To sum up, then, failing to pay our WHO dues could be bad policy, and it could carry international-law consequences, such as loss of voting rights at the WHO, but for better or worse it appears to me to be permissible under this year’s appropriations.

As I noted at the outset, all my analysis presumes that the size of the governing appropriation is small enough to give the administration wiggle-room over which organizations it funds and in what amounts.  If I am wrong about that assumption, then my bottom-line answer would change as well.  Although the applicable appropriations statute grants some authority to “reprogram” funds from one account to another, this power is limited; emergency authorities such as those the President used to divert funds for his border wall would not obviously provide a lawful means of diverting these funds; and the general ICA restrictions on deferrals and other types of impoundments limit any non-payment of appropriated funds.  Given, however, the extent of U.S. obligations and arrears for other organizations, I expect that the administration can find ways to spend the money here even if it fails to pay its full dues to the WHO.

What To Do?

What, then, can those who disagree with the President do?  If Congress wishes to ensure continued WHO funding, there is an easy fix:  Congress can mandate payment of WHO dues in the next annual appropriation, with or without the conditions the President is trying to impose.

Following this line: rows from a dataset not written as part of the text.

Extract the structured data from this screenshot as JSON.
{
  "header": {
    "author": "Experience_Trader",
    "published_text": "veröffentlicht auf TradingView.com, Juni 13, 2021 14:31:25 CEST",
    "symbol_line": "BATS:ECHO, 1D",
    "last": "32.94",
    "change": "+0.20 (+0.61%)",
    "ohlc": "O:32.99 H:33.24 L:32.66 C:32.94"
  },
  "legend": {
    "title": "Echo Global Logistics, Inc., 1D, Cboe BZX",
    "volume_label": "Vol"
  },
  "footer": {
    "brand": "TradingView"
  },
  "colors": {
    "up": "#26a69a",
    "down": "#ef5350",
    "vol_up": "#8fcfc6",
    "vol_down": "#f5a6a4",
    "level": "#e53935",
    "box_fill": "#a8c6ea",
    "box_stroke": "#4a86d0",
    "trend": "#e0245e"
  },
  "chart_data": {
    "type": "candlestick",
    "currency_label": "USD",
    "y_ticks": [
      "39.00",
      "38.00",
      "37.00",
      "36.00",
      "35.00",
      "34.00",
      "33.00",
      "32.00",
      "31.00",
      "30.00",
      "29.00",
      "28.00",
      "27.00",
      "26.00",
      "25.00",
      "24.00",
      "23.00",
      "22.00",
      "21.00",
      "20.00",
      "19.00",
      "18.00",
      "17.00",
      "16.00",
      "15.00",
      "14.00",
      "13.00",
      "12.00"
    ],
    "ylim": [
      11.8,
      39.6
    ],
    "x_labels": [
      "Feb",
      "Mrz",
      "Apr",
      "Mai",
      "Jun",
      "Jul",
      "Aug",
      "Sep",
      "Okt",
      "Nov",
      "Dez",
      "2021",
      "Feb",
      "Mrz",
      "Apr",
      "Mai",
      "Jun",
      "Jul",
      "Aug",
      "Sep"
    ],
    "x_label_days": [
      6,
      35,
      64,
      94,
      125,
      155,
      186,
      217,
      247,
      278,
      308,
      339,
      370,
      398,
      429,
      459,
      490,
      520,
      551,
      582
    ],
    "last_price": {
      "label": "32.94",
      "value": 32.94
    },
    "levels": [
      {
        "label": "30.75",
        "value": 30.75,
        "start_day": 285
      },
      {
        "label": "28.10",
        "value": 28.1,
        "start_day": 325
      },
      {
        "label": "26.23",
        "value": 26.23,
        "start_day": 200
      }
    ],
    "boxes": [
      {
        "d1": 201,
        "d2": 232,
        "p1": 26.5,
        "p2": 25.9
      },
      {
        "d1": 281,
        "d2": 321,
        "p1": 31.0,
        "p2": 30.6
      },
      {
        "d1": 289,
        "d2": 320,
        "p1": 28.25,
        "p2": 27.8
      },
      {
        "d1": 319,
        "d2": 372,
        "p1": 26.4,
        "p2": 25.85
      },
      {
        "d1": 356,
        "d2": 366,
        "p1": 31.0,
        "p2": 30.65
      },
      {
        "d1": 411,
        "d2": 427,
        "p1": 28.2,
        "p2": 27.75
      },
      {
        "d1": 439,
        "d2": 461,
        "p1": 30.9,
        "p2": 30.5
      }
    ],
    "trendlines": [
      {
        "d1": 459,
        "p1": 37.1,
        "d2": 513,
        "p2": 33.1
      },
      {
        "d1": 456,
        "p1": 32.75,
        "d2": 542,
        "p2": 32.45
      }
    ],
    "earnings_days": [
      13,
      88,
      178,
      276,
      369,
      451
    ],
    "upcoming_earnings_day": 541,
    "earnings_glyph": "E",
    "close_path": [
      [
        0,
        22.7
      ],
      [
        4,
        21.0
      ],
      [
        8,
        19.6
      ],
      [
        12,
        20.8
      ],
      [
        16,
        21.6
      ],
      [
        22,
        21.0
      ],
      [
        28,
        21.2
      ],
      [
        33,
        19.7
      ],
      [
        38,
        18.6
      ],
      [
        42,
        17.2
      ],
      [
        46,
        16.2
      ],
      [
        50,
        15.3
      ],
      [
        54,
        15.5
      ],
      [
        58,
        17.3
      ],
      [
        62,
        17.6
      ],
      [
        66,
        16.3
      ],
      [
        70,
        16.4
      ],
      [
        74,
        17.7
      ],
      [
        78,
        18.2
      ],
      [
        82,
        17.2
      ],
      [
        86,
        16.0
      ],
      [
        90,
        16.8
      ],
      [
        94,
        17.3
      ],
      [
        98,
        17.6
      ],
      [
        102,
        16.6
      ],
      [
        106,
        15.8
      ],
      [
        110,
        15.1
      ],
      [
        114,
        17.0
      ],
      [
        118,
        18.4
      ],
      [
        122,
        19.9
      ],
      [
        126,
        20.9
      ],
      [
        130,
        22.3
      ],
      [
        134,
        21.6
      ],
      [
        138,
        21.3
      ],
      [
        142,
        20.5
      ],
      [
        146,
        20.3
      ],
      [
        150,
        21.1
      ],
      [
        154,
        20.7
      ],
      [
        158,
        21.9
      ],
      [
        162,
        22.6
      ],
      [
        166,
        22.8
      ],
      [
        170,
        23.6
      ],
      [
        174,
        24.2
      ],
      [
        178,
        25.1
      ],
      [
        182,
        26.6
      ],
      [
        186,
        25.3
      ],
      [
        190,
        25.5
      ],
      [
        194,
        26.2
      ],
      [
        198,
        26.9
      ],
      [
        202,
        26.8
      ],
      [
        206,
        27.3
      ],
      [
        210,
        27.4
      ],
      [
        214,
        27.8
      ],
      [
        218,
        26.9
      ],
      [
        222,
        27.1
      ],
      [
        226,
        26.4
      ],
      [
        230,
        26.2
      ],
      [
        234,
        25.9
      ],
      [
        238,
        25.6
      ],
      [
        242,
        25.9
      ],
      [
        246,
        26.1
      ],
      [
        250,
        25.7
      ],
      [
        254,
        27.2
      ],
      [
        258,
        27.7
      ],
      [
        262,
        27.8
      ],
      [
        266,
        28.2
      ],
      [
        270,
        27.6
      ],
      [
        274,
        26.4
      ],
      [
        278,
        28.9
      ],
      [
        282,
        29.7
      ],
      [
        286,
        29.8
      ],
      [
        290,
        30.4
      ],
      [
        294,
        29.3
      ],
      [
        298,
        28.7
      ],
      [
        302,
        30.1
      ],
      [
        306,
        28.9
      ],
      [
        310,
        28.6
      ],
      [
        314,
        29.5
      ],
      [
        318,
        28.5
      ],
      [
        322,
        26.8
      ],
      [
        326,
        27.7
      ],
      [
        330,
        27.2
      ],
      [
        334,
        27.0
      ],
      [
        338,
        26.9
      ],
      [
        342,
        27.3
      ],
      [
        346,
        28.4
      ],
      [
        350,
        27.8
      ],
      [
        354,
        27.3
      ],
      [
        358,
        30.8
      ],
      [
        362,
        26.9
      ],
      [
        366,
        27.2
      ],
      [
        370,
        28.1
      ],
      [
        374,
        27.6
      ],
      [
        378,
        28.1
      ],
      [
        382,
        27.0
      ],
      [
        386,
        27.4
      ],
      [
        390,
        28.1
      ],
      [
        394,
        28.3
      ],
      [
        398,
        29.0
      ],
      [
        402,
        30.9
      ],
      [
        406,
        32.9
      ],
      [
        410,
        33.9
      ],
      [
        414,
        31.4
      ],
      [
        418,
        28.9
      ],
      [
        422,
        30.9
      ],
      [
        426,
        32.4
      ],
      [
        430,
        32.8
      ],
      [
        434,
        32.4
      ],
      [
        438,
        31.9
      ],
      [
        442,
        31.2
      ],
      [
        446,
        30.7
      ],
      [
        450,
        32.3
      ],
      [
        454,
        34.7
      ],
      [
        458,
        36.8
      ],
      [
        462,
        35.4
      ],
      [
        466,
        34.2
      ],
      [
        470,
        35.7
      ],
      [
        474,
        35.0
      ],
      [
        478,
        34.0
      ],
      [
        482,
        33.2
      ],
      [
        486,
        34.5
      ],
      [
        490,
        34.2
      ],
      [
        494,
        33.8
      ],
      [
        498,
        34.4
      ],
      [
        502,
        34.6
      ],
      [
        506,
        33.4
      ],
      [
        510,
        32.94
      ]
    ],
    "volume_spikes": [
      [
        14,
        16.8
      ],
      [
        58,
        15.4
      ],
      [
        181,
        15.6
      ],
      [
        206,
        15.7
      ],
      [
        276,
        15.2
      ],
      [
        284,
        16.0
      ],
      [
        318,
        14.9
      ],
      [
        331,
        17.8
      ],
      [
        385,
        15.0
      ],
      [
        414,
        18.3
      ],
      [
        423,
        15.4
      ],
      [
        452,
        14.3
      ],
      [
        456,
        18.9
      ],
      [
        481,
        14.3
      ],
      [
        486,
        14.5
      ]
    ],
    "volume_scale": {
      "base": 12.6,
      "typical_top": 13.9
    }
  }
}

Because annual appropriations require Presidents to come back each year seeking new funding for their priorities, Congress holds leverage each year to override or modify presidential choices—and it should use that leverage here and in other areas to keep unilateral presidential policy-making in check.  Congress should also exercise oversight to compel greater transparency from the administration about its legal theories and foreign policy goals.  As Eloise Pasachoff has suggested, it might also consider reforms to reinforce congressional authority over appropriations and improve the transparency and accountability of executive decisions.

But on the WHO issue specifically the ball is in Congress’s court.  If I am right about the discretion afforded by current appropriations, then Congress will need to decide whether to limit this discretion in future years.  If it does, then the President will lack constitutional authority to defy Congress’s mandate—and he should not be allowed to claim otherwise.